In den Augen der Betroffenen liegt es unter gar keinen Umständen an den teuren Markenschuhen! Auch sind diese Schuhe außerdem so weit, weich und bequem, dass die gar nicht drücken. Doch auf Nachfrage schmerzen die Füße in diesen Schuhen komischerweise am häufigsten! Hier ist nun detektivische Diplomatenarbeit gefragt. Ein Blick auf die Schuhsohle (Abb. 1) verrät meist schon, „wo der Schuh drückt“. Um die Behandlung erfolgreich zu gestalten, ist es wichtig, dem Kunden zu erklären, dass die Behandlung meist nur das Symptom behandelt, die Ursache allerdings woanders liegt. Wenn diese Faktoren berücksichtigt werden, ist der Erfolg vorprogrammiert.

Abb. 1: Hier ist gut zu sehen, wie schmal die Einlagenform ist und am kleinen Zeh die „Schuhwand“ scheuern würde. Auch zwischen D4/5 ist potenzielle Hühneraugengefahr.
2. Einwachsender Nagel
Fast täglich haben wir Anrufe in der Praxis von Menschen, die Entzündungen an den Nägeln haben. Diese Probleme sind bei uns allgegenwärtig. Doch die Therapie eines einwachsenden Nagels gehört ausnahmslos in podologische Hände. Hier geht es um therapeutische Maßnahmen. Ich möchte Ihnen kurz einen Überblick verschaffen, was bei uns zu einer Therapie beim einwachsenden Nagel (Unguis incarnatus) gehört.
Wenn ein neuer Fall vorstellig wird, beginnen wir mit einer ausführlichen Anamneseabfrage – bezogen auf Erkrankungen, Medikamente, Bewegungseinschränkungen, Vorbehandlungen, medizinische Einlagen oder Maßschuhe und berufliche sowie sportliche Tätigkeiten. Im Anschluss werden die Füße in Länge und Breite vermessen, ge-
scannt und die Schuhe werden überprüft (bei uns heißt das Fuß- und Schuhscreening).
Wichtig: Geben Sie im Vorfeld an, dass der Patient die Alltags- und gegebenenfalls Arbeitsschuhe zum Termin mitbringt.
Dann werden Fotos im Stehen von allen Seiten angefertigt.

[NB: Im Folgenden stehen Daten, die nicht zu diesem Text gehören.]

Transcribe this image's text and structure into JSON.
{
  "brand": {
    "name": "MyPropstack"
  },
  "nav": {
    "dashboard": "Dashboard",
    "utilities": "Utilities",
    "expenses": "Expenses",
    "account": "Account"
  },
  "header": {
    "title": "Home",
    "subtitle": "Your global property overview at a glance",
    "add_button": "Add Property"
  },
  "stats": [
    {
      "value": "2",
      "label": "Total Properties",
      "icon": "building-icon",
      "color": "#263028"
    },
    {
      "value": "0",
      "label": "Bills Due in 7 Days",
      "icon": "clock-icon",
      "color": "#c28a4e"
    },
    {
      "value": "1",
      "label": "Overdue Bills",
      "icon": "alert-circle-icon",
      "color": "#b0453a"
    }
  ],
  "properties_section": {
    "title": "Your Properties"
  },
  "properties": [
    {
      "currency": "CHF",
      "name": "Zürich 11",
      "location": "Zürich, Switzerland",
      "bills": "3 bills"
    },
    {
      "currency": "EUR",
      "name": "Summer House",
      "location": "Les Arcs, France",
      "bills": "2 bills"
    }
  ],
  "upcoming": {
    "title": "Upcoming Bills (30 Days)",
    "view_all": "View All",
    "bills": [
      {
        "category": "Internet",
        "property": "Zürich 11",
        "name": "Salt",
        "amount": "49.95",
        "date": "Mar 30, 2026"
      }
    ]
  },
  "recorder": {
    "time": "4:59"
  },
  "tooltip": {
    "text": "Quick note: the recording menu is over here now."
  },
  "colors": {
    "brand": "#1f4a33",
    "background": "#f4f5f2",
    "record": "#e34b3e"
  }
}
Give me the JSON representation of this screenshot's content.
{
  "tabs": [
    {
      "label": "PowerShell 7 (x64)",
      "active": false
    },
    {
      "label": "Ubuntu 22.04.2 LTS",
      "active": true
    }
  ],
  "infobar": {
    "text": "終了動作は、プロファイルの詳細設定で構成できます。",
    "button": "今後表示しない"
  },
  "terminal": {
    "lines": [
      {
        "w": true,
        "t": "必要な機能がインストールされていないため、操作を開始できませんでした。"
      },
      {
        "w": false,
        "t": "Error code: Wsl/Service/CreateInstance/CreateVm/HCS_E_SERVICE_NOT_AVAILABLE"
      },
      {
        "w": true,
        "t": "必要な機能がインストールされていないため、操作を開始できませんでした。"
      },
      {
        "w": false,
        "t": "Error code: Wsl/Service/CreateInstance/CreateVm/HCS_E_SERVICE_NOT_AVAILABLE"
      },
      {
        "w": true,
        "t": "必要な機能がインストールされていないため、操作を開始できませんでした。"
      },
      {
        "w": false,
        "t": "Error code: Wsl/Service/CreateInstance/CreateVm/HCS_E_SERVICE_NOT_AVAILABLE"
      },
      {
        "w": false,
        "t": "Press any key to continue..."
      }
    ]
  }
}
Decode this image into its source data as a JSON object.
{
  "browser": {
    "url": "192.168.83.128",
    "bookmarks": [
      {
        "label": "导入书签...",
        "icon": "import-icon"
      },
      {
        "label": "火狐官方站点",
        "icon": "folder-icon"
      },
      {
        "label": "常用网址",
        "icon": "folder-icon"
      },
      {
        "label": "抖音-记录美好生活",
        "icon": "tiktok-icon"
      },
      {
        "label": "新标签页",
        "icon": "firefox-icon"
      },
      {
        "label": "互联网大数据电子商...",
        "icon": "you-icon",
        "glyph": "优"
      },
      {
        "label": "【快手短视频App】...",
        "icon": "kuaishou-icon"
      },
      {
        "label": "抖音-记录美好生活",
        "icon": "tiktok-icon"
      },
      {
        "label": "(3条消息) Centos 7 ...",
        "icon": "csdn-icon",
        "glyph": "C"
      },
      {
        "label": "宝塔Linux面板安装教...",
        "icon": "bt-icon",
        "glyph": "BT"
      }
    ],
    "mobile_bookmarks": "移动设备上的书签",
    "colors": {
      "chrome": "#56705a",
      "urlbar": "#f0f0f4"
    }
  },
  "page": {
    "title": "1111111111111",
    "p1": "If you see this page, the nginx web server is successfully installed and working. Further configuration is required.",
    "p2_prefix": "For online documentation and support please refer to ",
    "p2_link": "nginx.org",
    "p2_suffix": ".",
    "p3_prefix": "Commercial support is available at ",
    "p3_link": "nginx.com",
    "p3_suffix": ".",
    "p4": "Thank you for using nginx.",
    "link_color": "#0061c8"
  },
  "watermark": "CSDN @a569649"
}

Zudem auch Fotos im Stand auf der Sohle des Schuhes, um einen Einblick zu bekommen, in welchem Größenverhältnis das Ganze ist. Dann wird der betroffene Zeh dokumentiert und aus bestimmten Winkeln fotografiert. Diese Fotodokumentation ist im Falle einer Heilmittelabrechnung Vorschrift!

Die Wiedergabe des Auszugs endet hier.